Despite these efforts by President Biden, a war between Russia and Ukraine is still very possible, and would not be good for the US or the current administration. A Russian invasion of Ukraine would damage an American ally and weaken US influence in the region. Moreover, it would heighten the policy challenges facing the Biden administration. There would be pressure from some quarters to send troops to Ukraine — a decision that would not be popular in the US. Regardless of what Biden did, there would be criticism from Republicans that he somehow allowed Putin to take Ukraine. The GOP would then use events in Ukraine to argue that Biden was a failure and hurting the US standing in the world.
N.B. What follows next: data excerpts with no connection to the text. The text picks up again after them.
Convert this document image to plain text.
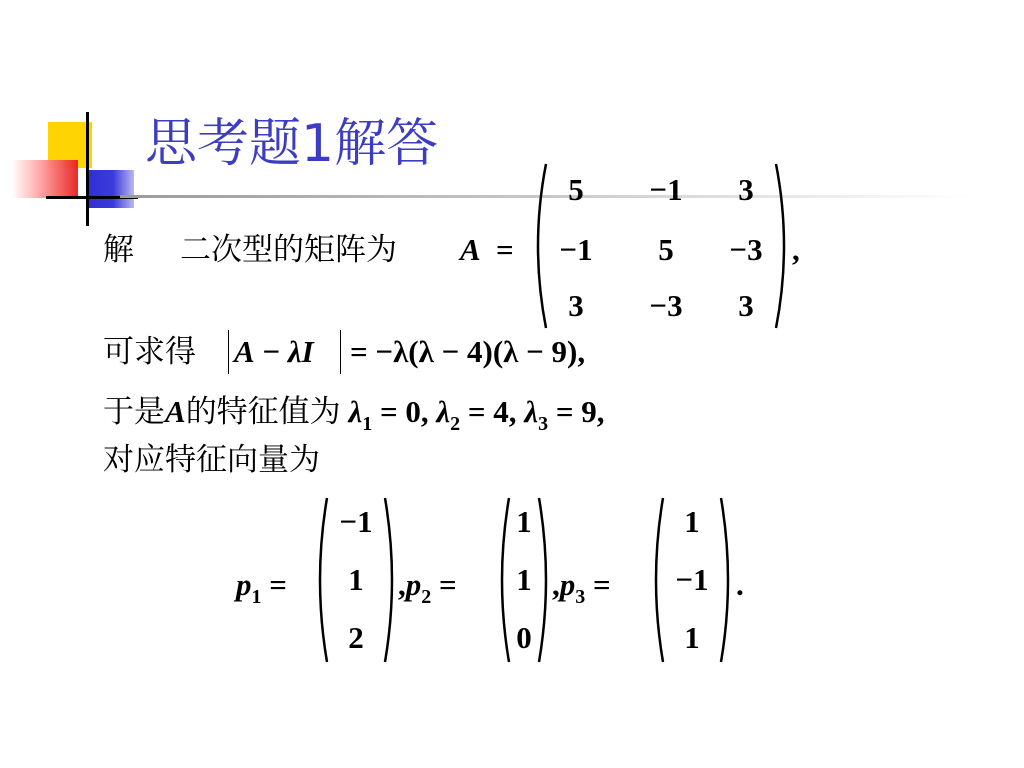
思考题1解答
解 二次型的矩阵为 A =
5	−1	3
−1	5	−3
3	−3	3
,
可求得 A − λI = −λ(λ − 4)(λ − 9),
于是A的特征值为 $\lambda_1 = 0$, $\lambda_2 = 4$, $\lambda_3 = 9$,
对应特征向量为
$p_1$ =
−1
1
2
$,p_2$ =
1
1
0
$,p_3$ =
1
−1
1
.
Joe Biden is not up for reelection until 2024, but it is not difficult to see why Putin would care deeply about that election. Biden has long been a Russia hawk who has never liked or trusted Putin. There are many in the GOP leadership who share Biden’s views on this issue, but the leading contender for the Republican presidential nomination in 2024 is something of a different story. That candidate is, of course, Donald Trump — and there is nobody Vladimir Putin would rather see in the White House in January 2025 then the man who as President acted as a sycophantic client towards Putin, trusted Russian intelligence over US intelligence, had private meetings with Putin, the subject of which are still largely unknown, and through his malice, greed, caprice, incompetence, and contempt for democracy, weakened and destabilised the US.
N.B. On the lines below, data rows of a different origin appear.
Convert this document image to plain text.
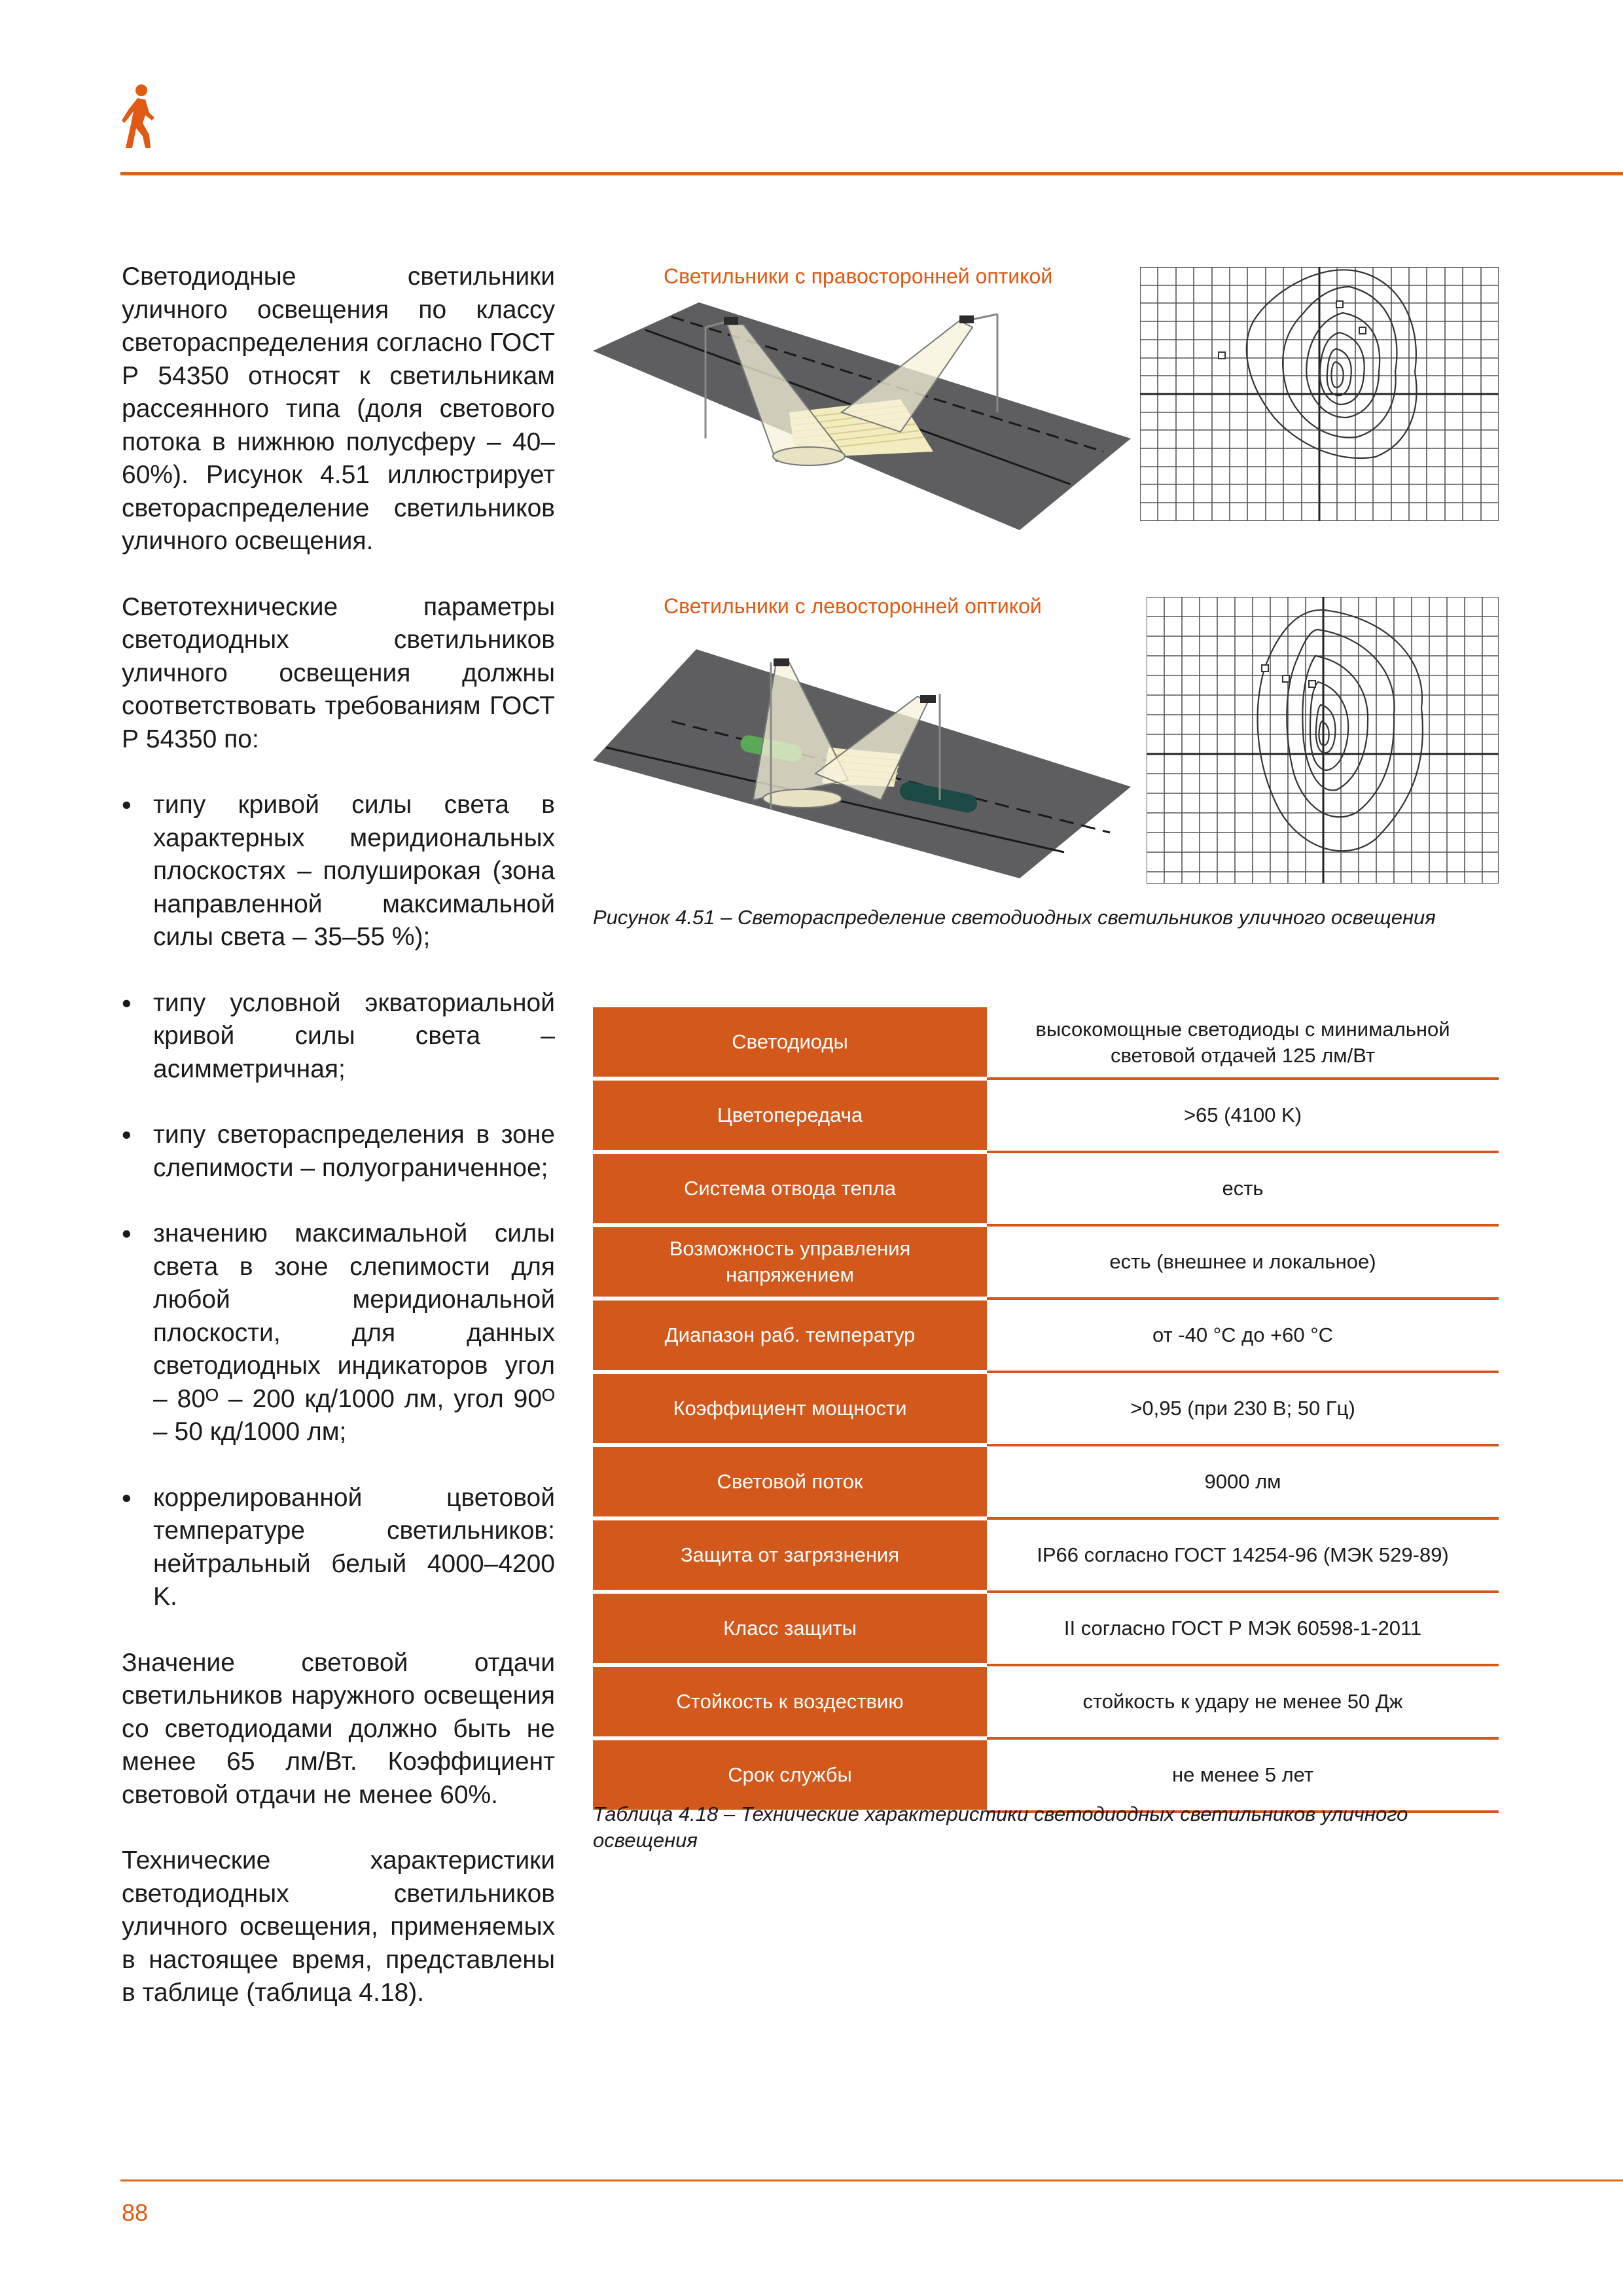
Светодиодные светильники уличного освещения по классу светораспределения согласно ГОСТ Р 54350 относят к светильникам рассеянного типа (доля светового потока в нижнюю полусферу – 40–60%). Рисунок 4.51 иллюстрирует светораспределение светильников уличного освещения.

Светотехнические параметры светодиодных светильников уличного освещения должны соответствовать требованиям ГОСТ Р 54350 по:

• типу кривой силы света в характерных меридиональных плоскостях – полуширокая (зона направленной максимальной силы света – 35–55 %);
• типу условной экваториальной кривой силы света – асимметричная;
• типу светораспределения в зоне слепимости – полуограниченное;
• значению максимальной силы света в зоне слепимости для любой меридиональной плоскости, для данных светодиодных индикаторов угол – 80ᴼ – 200 кд/1000 лм, угол 90ᴼ – 50 кд/1000 лм;
• коррелированной цветовой температуре светильников: нейтральный белый 4000–4200 K.

Значение световой отдачи светильников наружного освещения со светодиодами должно быть не менее 65 лм/Вт. Коэффициент световой отдачи не менее 60%.

Технические характеристики светодиодных светильников уличного освещения, применяемых в настоящее время, представлены в таблице (таблица 4.18).

Светильники с правосторонней оптикой
Светильники с левосторонней оптикой
Рисунок 4.51 – Светораспределение светодиодных светильников уличного освещения
Светодиоды	высокомощные светодиоды с минимальной световой отдачей 125 лм/Вт
Цветопередача	>65 (4100 K)
Система отвода тепла	есть
Возможность управления напряжением	есть (внешнее и локальное)
Диапазон раб. температур	от -40 °С до +60 °С
Коэффициент мощности	>0,95 (при 230 В; 50 Гц)
Световой поток	9000 лм
Защита от загрязнения	IP66 согласно ГОСТ 14254-96 (МЭК 529-89)
Класс защиты	II согласно ГОСТ Р МЭК 60598-1-2011
Стойкость к воздествию	стойкость к удару не менее 50 Дж
Срок службы	не менее 5 лет
Таблица 4.18 – Технические характеристики светодиодных светильников уличного освещения
88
Anything that makes Biden’s presidency look like a failure strengthens Donald Trump and the Republican Party — and that is the second victory that Putin may be trying to accomplish were he to launch a full scale invasion of Ukraine. If Putin succeeds it would be a tremendous win for him that would have a global impact.
There is one more country that might be destabilised by a Russian invasion of Ukraine — and that would not be such good news for Putin.
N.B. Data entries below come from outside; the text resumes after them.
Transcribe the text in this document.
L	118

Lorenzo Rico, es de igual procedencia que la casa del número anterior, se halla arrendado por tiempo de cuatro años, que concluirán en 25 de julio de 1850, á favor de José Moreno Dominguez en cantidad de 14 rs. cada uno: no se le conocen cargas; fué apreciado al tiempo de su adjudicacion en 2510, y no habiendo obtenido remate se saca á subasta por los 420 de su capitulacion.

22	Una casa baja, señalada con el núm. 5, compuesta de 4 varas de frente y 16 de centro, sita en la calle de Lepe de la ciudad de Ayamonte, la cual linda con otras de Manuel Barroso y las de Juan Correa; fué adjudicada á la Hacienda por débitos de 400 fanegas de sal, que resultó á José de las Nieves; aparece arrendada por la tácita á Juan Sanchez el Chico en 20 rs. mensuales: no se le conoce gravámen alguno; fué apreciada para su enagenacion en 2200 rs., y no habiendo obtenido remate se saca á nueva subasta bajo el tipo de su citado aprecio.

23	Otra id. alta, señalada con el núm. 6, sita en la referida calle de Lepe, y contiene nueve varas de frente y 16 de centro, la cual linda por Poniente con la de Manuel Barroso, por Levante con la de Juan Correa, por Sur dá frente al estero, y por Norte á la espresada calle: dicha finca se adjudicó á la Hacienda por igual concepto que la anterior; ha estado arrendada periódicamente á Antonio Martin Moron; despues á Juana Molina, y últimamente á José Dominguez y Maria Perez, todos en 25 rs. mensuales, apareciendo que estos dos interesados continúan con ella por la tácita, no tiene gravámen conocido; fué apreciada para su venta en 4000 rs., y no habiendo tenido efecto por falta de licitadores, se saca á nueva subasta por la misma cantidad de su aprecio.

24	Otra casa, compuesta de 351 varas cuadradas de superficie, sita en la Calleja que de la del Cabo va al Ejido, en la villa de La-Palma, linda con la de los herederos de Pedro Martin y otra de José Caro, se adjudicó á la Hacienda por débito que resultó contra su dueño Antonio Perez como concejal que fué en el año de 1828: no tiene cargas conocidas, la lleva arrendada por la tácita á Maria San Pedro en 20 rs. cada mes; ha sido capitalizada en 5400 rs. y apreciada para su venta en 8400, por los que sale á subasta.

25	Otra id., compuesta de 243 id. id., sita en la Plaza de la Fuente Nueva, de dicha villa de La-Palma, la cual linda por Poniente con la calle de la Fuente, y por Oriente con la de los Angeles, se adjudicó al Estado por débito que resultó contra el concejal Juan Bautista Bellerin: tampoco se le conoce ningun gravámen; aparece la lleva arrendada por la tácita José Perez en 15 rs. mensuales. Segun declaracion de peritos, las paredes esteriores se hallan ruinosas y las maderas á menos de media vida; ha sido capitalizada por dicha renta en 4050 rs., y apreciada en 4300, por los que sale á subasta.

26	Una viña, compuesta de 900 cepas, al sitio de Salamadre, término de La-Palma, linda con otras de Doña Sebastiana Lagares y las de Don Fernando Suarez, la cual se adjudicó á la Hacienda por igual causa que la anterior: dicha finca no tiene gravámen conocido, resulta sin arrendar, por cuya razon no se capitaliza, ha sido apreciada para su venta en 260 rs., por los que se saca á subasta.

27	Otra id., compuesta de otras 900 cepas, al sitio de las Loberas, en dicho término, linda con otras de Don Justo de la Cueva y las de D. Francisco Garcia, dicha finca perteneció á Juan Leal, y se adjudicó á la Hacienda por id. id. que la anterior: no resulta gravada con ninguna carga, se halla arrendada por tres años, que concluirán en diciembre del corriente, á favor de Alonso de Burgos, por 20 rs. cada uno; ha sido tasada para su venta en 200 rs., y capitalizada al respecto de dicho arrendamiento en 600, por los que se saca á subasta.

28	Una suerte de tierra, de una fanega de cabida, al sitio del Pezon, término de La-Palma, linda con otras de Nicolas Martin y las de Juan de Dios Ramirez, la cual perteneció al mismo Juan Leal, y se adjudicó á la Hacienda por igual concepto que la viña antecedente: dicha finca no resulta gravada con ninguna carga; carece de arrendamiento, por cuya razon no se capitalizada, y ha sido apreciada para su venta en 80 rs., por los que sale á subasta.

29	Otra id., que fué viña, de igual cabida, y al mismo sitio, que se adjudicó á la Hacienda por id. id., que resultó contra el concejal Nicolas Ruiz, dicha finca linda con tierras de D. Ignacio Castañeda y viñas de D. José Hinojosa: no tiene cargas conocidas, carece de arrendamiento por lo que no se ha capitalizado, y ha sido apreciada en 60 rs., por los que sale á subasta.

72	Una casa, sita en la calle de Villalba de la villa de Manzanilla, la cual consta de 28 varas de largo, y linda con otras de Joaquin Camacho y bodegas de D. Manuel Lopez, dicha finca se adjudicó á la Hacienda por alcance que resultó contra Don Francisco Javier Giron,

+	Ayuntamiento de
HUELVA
An invasion of Ukraine would not be a brief event for Russia. Ukraine’s President has made it clear that Ukraine will resist Russia, and there is little reason to doubt Ukrainian resolve. Given the size and strength of the Ukrainian military, which while smaller than Russia’s is still substantial, Russia will have a fight on its hands in Ukraine that will not end easily or quickly. Therefore, for Russia, invading Ukraine also means taking casualties, spending resources, and, should they decide to occupy, having to face a powerful resistance. Over time that will erode whatever support Putin has among the Russian people. Given the stagnant Russian economy a COVID pandemic that has taken a much greater toll than official numbers suggest, an unpopular war could be a bridge too far for Putin and lead to the destabilisation of Russia and his regime. At the very least, it will force Putin to spend more time and resources cracking down on an already restive opposition.
Invading Ukraine is a very high-risk high reward gambit for the Russian President. It is possible he would achieve major success and destabilise two countries, but it could backfire, with the resulting destabilisation consuming Russia as well.